很喜欢日奈的声音，所以用自己的电脑训练了 hina 的声音模型，并让她唱了一首歌

# python 虚拟环境搭建

这里我使用的 Python 版本为 Python3.9

安装 virtualenv

	pip install virtualenv

	pip install virtualenvwrapper # 这是对 virtualenv 的封装版本，一定要在 virtualenv 后安装

创建虚拟环境

这里我创建了名为 hina 的虚拟环境

PS E:\virtualenvs> virtualenv hina

进入虚拟环境

命令行前面有 (hina) 说明我们已经进入了这个虚拟环境

	PS E:\virtualenvs> cd .\hina\Scripts\
	PS E:\virtualenvs\hina\Scripts> .\activate
	(hina) PS E:\virtualenvs\hina\Scripts>

# pytorch 安装

首先进入 pytorch 官网

然后输入 nvidia-smi 命令查看 N 卡 (必须是 N 卡！
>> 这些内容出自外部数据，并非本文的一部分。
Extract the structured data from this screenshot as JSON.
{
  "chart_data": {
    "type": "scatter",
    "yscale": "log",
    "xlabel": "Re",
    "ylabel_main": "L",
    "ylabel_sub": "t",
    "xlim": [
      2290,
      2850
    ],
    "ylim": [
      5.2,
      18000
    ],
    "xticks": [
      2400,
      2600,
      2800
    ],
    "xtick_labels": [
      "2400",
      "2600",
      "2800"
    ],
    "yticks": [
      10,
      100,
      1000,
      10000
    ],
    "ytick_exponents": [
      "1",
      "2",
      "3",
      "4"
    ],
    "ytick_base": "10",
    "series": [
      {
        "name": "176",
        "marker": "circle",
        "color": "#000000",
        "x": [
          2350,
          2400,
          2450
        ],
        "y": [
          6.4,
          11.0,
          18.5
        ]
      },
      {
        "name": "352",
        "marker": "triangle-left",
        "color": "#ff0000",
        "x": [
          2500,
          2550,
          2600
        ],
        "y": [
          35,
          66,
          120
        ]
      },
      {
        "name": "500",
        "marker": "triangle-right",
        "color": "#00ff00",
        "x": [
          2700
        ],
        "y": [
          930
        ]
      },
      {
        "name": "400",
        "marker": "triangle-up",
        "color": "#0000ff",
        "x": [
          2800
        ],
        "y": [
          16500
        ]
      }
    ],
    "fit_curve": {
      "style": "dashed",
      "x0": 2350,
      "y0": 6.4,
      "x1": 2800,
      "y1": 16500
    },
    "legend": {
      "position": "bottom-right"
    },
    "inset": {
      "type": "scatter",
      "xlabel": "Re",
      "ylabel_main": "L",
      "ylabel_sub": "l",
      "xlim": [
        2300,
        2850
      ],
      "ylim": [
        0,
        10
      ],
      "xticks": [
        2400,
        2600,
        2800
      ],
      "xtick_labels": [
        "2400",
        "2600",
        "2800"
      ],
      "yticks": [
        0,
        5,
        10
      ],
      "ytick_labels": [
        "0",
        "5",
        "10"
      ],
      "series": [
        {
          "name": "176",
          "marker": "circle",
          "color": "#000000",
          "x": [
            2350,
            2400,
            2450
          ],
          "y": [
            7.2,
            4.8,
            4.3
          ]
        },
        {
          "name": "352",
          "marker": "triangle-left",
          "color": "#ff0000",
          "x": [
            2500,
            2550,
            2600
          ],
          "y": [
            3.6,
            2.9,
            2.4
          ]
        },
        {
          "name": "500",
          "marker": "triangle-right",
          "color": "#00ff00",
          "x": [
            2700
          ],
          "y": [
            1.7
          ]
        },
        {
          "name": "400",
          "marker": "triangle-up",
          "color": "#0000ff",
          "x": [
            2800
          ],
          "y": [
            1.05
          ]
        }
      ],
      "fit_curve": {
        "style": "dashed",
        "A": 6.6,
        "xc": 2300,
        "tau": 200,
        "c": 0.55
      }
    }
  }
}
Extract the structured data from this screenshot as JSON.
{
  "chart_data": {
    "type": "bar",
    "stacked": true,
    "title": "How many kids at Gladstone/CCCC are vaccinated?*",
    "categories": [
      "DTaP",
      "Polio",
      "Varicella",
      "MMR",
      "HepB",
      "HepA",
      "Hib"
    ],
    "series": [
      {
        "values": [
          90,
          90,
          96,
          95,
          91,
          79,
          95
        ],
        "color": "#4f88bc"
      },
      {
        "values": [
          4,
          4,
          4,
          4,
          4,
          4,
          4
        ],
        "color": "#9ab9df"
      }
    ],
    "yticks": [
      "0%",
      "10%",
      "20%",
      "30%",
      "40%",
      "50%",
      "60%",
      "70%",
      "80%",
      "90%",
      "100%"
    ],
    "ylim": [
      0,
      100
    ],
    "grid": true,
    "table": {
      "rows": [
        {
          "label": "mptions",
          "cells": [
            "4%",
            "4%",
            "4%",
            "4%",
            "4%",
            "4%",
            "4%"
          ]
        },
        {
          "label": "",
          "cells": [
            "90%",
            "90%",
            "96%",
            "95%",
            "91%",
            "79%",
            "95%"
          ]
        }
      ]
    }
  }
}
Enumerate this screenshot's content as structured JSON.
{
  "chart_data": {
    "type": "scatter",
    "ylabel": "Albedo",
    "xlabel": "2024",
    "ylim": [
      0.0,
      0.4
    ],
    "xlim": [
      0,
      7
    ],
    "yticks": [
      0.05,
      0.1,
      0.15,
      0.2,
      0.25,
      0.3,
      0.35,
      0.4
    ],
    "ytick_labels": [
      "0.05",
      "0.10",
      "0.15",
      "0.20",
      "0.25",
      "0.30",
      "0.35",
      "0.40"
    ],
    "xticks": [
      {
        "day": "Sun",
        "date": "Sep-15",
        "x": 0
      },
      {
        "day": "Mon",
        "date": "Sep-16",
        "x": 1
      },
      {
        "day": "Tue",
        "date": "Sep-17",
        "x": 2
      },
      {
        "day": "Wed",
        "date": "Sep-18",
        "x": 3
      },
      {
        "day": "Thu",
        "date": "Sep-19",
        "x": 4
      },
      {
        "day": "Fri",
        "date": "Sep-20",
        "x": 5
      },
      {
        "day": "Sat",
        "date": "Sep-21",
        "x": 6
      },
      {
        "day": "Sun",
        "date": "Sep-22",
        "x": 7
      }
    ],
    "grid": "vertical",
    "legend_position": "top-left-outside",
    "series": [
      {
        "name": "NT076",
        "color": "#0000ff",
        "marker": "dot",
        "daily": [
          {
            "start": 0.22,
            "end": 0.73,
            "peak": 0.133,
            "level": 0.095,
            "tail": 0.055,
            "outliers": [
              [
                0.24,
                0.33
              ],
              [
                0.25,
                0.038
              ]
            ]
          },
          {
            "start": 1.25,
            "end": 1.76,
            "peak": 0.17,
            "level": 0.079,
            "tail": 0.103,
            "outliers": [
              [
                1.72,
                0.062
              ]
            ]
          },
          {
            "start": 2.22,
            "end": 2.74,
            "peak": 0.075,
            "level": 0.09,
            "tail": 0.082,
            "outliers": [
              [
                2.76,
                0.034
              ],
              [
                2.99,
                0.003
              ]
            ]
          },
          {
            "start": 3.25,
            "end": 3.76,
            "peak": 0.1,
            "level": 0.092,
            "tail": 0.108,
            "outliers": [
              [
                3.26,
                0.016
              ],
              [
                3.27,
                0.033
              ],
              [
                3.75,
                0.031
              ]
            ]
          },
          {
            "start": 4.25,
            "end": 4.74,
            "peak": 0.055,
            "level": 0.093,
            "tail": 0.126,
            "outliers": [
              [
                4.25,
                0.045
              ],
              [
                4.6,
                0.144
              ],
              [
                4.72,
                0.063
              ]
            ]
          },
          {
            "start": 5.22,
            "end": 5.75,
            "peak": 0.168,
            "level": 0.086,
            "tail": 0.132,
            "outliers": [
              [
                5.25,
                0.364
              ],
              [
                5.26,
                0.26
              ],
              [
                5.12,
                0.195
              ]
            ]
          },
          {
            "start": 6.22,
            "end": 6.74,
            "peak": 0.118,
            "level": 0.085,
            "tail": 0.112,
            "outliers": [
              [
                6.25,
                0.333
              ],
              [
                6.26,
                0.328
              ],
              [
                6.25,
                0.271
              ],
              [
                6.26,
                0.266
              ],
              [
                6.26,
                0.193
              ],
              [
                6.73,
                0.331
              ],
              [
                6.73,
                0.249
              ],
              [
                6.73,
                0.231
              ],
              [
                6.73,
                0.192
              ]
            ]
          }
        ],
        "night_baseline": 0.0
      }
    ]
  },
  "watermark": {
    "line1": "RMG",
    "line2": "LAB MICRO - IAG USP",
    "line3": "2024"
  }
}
A 卡是不行的) 支持的最大 CUDA 版本，我这里是 12.2

然后运行 Run this Command 中显示的命令

pip3 install torch torchvision torchaudio --index-url https://download.pytorch.org/whl/cu121

# so vits svc 5.0 环境搭建

下载源码

git clone https://github.com/PlayVoice/so-vits-svc-5.0.git --depth=1

安装项目依赖

pip install -r .\requirements.txt

下载其他必要文件

因为有文件需要从 google drive 下载，所以记得挂好代理哦

首先下载 gdown 和 wget

pip install gdown, wget

然后在项目文件夹内新建 download.py

并将下面的代码 (我写的 XD) 复制到 download.py 中

	import gdown
	import wget
	import os

	File_DICT = {
	# folder:https://drive.google.com/drive/folders/15oeBYf6Qn1edONkVLXe82MzdIi3O_9m3
	# we only need best_model.pth.tar according to README.md
	"Speaker-Encoder": {
	"name": "best_model.pth.tar",
	"url": "1UPjQ2LVSIt3o-9QMKMJcdzT8aZRZCI-E",
	"output_path": "speaker_pretrain/best_model.pth.tar",
	"gdrive": True
	},
	"whisper-large-v2": {
	"name": "large-v2.pt",
	"url": "https://openaipublic.azureedge.net/main/whisper/models/81f7c96c852ee8fc832187b0132e569d6c3065a3252ed18e56effd0b6a73e524/large-v2.pt",
	"output_path": "whisper_pretrain/",
	"gdrive": False
	},
	"hubert_soft model": {
	"name": "hubert-soft-0d54a1f4.pt",
	"url": "https://github.com/bshall/hubert/releases/download/v0.1/hubert-soft-0d54a1f4.pt",
	"output_path": "hubert_pretrain/",
	"gdrive": False
	},
	"crepe full": {
	"name": "full.pth",
	"url": "https://github.com/maxrmorrison/torchcrepe/raw/master/torchcrepe/assets/full.pth",
	"output_path": "crepe/assets",
	"gdrive": False
	},
	"pretrain model": {
	"name": "sovits5.0.pretrain.pth",
	"url": "https://github.com/PlayVoice/so-vits-svc-5.0/releases/download/5.0/sovits5.0.pretrain.pth",
	"output_path": "vits_pretrain/",
	"gdrive": False
	}
	}


	def main():
	REPO_PATH = (os.path.dirname(os.path.abspath(__file__)))
	try:
	for key, value in File_DICT.items():
	path = os.path.join(REPO_PATH, value["output_path"])
	print("Downloading {} to {}...".format(value["name"], path))
	if value["gdrive"]:
	gdown.download(id=value["url"], output=path, quiet=False)
	print("Done!")
	else:
	wget.download(value["url"], out=path)
	print("\nDone!")
	except Exception as e:
	print("[!] Exception in download_binaries\n{}".format(e))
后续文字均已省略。